Patologi birokrasi kerap menjadi mimpi buruk yang membayangi dan menjadi faktor utama gagalnya implementasi visi-misi kepala daerah yang baru dilantik akibat perilaku birokrat yang gagal beradaptasi. Patologi birokrasi merupakan penyakit, perilaku negatif, atau penyimpangan yang dilakukan pejabat atau lembaga birokrasi dalam rangka melayani publik, melaksanakan tugas, dan menjalankan program pembangunan dan pelayanan publik (Miftah Toha:2003).
Patologi birokrasi menjelma lewat perilaku disfungsional atau negatif yang dilakukan oleh birokrasi. Sebab itu, Mualem-Dek Fadh harus menyingkirkan penyakit birokrasi dalam Pemerintah Aceh dan memastikan birokrasi dalam satu gerak langkah serta memahami secara utuh visi-misi yang sejatinya harus dijalankan.
Dalam upaya menjawab harapan rakyat Aceh, pemetaan terhadap birokrat yang layak dan patut sebagai “mesin” Pemerintahan Mualem-Dek Fadh sangat diperlukan. Pemetaan inimenjadi bagian dari langkah konsolidasi birokrasi yang dibutuhkan dalam rangka membangun iklim birokrasi yang tertata secara administrasi serta berorientasi pada sikap melayani dan bukan untuk dilayani. Lebih dari itu, langkah ini akan menuntun pada pemetaan dan solusi atas persoalan-persoalan yang memasung pelayanan publik yang kerap dikeluhkan rakyat.
Kita berharap, wujud Mualem-Dek Fadh senantiasa selalu hadir lewat layanan dan kebijakannya di tengah-tengah rakyat Aceh sebagaimana harapan dan “spirit suci” implementasi butir-butir MoU Helsinki dan Undang-Undang Nomor 11 Tahun 2006 Tentang Pemerintah Aceh. Substansi akhir dari konsolidasi birokrasi ini adalah untuk memastikan bahwa setiap rakyat Aceh mendapatkan perlakuan dan layanan yang sama secara konsisten dari Pemerintah Aceh.
***
Dinamika politik pemerintahan di Aceh sejak periode Gubernur Irwandi Yusuf yang dilanjutkan Nova Iriansyah (2017-2022) hingga tiga Penjabat Gubernur Aceh dari Achmad Marzuki, Bustami dan hingga terakhir Safrizal ZA (2022-2025) sangat mempengaruhi “psikologis, perilaku dan moralitas” birokrasi Pemerintah Aceh. Birokrasi terlihat jenuh dan lamban, akibat dinamika yang mengitarinya. Tidak kalah penting, kondisi dan dinamika tersebut juga berpengaruh pada sikap dan loyalitas para birokrat tersebut akibat jeda hadirnya Kepala Pemerintah Aceh yang definitif begitu lama.
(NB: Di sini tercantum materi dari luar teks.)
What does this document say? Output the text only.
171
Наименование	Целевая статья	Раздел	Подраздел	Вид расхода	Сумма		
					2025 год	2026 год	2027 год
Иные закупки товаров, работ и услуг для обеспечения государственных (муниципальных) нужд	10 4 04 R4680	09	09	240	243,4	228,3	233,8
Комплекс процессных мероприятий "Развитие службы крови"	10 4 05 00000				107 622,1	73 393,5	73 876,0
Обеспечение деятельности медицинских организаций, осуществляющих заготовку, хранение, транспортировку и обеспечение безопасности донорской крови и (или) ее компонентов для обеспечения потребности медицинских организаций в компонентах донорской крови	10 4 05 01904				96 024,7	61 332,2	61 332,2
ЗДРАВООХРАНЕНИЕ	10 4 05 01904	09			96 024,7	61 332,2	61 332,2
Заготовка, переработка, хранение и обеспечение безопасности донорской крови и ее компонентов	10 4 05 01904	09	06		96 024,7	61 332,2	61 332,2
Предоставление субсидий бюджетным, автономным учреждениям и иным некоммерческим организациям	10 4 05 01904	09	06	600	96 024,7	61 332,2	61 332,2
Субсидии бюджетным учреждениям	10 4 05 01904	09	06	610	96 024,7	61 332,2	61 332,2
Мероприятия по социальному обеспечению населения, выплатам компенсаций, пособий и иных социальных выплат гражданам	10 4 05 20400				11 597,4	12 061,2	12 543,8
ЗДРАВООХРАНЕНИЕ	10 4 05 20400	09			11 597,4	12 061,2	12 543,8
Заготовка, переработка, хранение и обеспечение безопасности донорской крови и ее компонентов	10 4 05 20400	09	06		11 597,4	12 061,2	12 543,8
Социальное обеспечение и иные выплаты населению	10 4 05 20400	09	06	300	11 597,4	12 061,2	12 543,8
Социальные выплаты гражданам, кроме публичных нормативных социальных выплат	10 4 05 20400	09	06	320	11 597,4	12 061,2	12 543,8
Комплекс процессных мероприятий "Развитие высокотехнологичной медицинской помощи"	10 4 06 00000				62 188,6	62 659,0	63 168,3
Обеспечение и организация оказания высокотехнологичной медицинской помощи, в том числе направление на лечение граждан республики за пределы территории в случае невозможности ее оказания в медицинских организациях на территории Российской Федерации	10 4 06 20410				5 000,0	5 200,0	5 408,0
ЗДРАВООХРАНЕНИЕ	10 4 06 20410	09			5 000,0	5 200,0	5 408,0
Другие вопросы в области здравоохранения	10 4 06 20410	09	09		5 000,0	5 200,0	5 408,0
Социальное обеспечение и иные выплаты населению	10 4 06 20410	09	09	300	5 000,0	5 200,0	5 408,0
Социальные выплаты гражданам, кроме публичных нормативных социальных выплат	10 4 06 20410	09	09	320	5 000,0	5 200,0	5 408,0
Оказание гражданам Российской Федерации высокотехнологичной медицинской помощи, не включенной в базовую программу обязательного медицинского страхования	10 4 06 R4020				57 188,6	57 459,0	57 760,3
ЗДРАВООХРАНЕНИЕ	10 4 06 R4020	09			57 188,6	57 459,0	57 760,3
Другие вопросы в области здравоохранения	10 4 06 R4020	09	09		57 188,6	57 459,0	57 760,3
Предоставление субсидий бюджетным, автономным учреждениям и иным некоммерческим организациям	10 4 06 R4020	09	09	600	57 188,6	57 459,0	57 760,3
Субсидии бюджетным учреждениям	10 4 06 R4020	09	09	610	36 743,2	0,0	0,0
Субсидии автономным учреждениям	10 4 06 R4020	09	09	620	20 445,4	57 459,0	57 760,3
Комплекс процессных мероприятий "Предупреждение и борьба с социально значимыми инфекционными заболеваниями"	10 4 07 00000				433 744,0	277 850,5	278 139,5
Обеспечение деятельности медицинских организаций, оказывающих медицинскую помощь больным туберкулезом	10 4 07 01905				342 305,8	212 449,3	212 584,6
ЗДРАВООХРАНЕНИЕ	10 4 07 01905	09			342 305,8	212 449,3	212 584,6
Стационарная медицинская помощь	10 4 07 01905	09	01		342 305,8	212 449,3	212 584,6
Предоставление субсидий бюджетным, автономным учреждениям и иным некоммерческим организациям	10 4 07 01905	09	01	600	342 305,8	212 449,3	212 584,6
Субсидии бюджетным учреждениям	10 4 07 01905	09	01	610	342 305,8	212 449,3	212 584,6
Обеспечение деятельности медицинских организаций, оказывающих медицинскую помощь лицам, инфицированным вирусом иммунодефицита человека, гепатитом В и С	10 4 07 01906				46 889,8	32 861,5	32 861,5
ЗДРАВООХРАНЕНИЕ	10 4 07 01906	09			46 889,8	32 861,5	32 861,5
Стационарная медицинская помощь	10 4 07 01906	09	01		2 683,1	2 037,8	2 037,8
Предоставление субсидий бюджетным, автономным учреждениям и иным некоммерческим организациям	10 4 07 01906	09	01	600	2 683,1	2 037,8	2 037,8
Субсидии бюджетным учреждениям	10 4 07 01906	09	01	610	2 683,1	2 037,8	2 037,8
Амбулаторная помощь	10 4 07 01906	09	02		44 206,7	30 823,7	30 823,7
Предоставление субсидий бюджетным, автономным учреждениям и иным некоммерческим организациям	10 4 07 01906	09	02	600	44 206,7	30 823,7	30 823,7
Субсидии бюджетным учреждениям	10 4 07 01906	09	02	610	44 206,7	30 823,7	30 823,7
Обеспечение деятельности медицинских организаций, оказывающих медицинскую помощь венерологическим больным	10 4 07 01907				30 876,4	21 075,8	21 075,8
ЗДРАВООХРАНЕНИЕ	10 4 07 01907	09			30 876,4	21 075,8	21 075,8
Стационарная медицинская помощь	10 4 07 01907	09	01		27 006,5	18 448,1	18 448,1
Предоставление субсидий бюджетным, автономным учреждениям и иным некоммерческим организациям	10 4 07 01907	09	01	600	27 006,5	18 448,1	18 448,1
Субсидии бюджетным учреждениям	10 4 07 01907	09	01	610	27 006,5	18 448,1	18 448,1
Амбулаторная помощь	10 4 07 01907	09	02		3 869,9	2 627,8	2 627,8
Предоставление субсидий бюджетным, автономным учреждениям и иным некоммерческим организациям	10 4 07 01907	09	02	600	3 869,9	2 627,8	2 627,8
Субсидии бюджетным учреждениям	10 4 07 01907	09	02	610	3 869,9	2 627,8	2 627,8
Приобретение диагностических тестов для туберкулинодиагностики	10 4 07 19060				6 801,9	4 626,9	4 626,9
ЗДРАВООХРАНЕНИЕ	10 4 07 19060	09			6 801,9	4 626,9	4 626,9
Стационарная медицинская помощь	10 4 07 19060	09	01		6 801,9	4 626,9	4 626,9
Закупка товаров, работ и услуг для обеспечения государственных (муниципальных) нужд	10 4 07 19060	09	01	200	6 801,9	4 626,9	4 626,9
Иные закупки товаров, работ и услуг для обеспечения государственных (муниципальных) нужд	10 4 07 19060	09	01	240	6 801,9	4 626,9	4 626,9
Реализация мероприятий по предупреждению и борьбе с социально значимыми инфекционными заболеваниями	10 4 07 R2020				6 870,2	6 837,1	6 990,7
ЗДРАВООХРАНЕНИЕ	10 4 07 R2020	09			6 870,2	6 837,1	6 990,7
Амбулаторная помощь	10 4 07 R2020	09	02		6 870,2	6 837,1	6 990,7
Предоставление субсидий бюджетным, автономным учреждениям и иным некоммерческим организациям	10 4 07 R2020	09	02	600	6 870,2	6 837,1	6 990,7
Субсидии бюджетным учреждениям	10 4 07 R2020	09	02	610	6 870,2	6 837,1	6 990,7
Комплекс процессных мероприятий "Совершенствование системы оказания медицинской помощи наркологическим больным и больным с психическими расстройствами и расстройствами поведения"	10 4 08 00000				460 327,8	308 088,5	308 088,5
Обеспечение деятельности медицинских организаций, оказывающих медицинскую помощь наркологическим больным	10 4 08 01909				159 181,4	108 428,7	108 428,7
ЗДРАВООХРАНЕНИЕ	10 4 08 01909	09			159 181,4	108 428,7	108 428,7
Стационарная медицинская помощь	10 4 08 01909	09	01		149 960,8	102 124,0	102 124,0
Politik birokrasi dan politik jabatan menjadi suguhan telanjang selama kurun waktu tujuh tahun terakhir. Semestinya dinamika tersebut melahirkan birokrasi yang kuat untuk menopang pelayanan umum, tapi yang terjadi justru sebaliknya, kerap tergelincir pada kubangan birokrasi yang sibuk mengurusi “dirinya” sendiri, menjadikan rakyat teraleanasi dan minim layanan. Belum lagi perilaku birokrat yang gagal menempatkan dirinya bermitra dengan kolega serumpunnya di DPRA secara proporsional dan mengormati para “wakil rakyat” dalam kerja-kerja membangun rumusan kebijakan publik untuk rakyat Aceh.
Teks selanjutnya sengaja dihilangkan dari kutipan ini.